Yohanes Jetu, Melawan Mitos Peti Jenazah

Maumere, Ekorantt.com – Yohanes Jetu (70) sedang mengerjakan pesanan peti jenazah ditemui di rumahnya di kelurahan Kota Uneng, kecamatan Alok, Sikka pada awal Desember 2018 lalu. Yohanes adalah mantan karyawan di misi Keuskupan Maumere sampai akhir tahun 2006 lalu.

Dengan modal pertama 2,5 juta, Yohanes merintis usaha peti jenazah sejak tahun 2008.

Waktu itu permintaan peti jenazah cukup tinggi sementara belum ada yang membuat peti jenazah, begitu awalnya mengapa ia beranikan diri melirik peluang usaha ini.

Awal memulai tahun 2008 Yohanes bergabung bersama tiga teman sebelum akhirnya sepakat memutuskan untuk pisah dan menjalankan usaha sendiri. Ia melayani permintaan di seluruh Maumere sampai ke Larantuka.

Baginya tidak ada kendala saat mengerjakan peti jenazah walau hanya sendiri. Peti jenazah dikerjakan sesuai permintaan yang datang.

Biasanya hanya membutuhkan satu hari untuk menyelesaikan satu peti jenazah.

“Saya kerja kalau ada yang minta buatkan, tapi saya juga buat beberapa untuk persediaan” kata ayah tiga anak ini.

Kualitas dan konsisten jadi jualannya. Tak heran sampai saat ini banyak yang mempercayakan hasil kerjanya.

Bahan pembuatan peti ini adalah batang pohon kemiri yang didatangkan langsung dari Nirangkliung, kecamatan Nita.

Dari satu kubik kayu kemiri, Yohanes bisa menghasilkan tujuh peti jenazah. Peti yang dibuat memiliki ukurannya masing-masing, tergantung pesanan.

Dalam setiap pengerjaan selalu ia pastikan sempurna sampai ke rumah duka. Dari hasil usahanyaini beliau mampu menyekolahkan ketiga anaknya sampai perguruan tinggi.

Tempat ia mengerjakan peti jenazah tepat di samping rumahnya, lantas bagaimana orang rumah dan sekitar tempat tinggal memaklumi aktivitas kerja pria sepuh ini?

“Peti sebelah, saya tidur di sebelah, aman.”
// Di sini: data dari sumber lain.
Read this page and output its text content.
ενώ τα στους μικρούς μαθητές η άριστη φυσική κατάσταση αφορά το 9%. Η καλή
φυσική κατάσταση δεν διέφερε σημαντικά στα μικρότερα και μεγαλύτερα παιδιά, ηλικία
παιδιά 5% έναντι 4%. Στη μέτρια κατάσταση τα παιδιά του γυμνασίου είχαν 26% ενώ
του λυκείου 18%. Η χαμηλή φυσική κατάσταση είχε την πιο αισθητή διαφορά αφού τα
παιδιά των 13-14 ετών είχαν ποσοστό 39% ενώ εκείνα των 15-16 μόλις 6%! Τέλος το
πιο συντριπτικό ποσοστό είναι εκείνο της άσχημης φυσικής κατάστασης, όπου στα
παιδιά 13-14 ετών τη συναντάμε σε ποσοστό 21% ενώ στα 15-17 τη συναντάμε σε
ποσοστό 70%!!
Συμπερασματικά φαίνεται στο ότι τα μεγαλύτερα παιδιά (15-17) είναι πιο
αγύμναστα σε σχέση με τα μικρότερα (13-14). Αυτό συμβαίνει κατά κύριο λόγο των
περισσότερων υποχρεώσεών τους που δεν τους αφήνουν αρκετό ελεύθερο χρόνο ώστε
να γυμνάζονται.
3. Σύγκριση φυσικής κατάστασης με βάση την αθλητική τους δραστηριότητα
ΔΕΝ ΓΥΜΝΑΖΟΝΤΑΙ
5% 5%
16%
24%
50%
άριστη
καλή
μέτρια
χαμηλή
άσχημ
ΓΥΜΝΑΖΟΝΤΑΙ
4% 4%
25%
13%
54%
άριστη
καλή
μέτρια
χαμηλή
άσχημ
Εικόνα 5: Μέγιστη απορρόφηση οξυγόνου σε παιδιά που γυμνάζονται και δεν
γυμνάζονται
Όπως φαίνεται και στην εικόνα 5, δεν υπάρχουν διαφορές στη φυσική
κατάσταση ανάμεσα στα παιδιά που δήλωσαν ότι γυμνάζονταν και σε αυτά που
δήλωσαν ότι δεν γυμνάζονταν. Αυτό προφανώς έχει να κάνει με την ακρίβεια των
Dulu masih kental kepercayaan orang-orang bahwa tidak boleh menyimpan peti di tempat tinggal, pamali atau pire dalam bahasa Maumere.

Bahkan orang rumah pun tak cukup berani ketika awal bapak Yohanes putuskan mengerjakan peti jenazah di rumahnya.

Banyak omongan simpang siur bahwa beliau pasti pakai guna-guna. Sebab beberapa temannya yang sama bergerak pada usaha peti jenazah mengaku tidak nyaman mengerjakan peti di rumah.

“Mereka tidak bisa tidur malam hari, sering dengar bunyi-bunyi dari peti peti,” katanya singkat.

Ketidaknyamanan teman-temannya saat itu, sama sekali tidak menyurutkan semangat kerja Yohanes sampai tahun kesepuluh ia menggeluti usaha ini.

Banyak pengalaman unik dialaminya. Termasuk sempat tidur di dalam peti kosong saat masih bekerja di keuskupan.

Dari pengalaman-pengalamannya itu ia belajar melawan mitos dalam masyarakat tentang peti yang selalu menakutkan dan lekat dengan unsur tidak baik.

“Saya tidak takut, sekarang jamannya sudah berubah” bapak Yohanes tetap yakin mengerjakan setiap peti jenazah bukan karena ia berharap selalu ada yang meninggal untuk memberinya rezeki.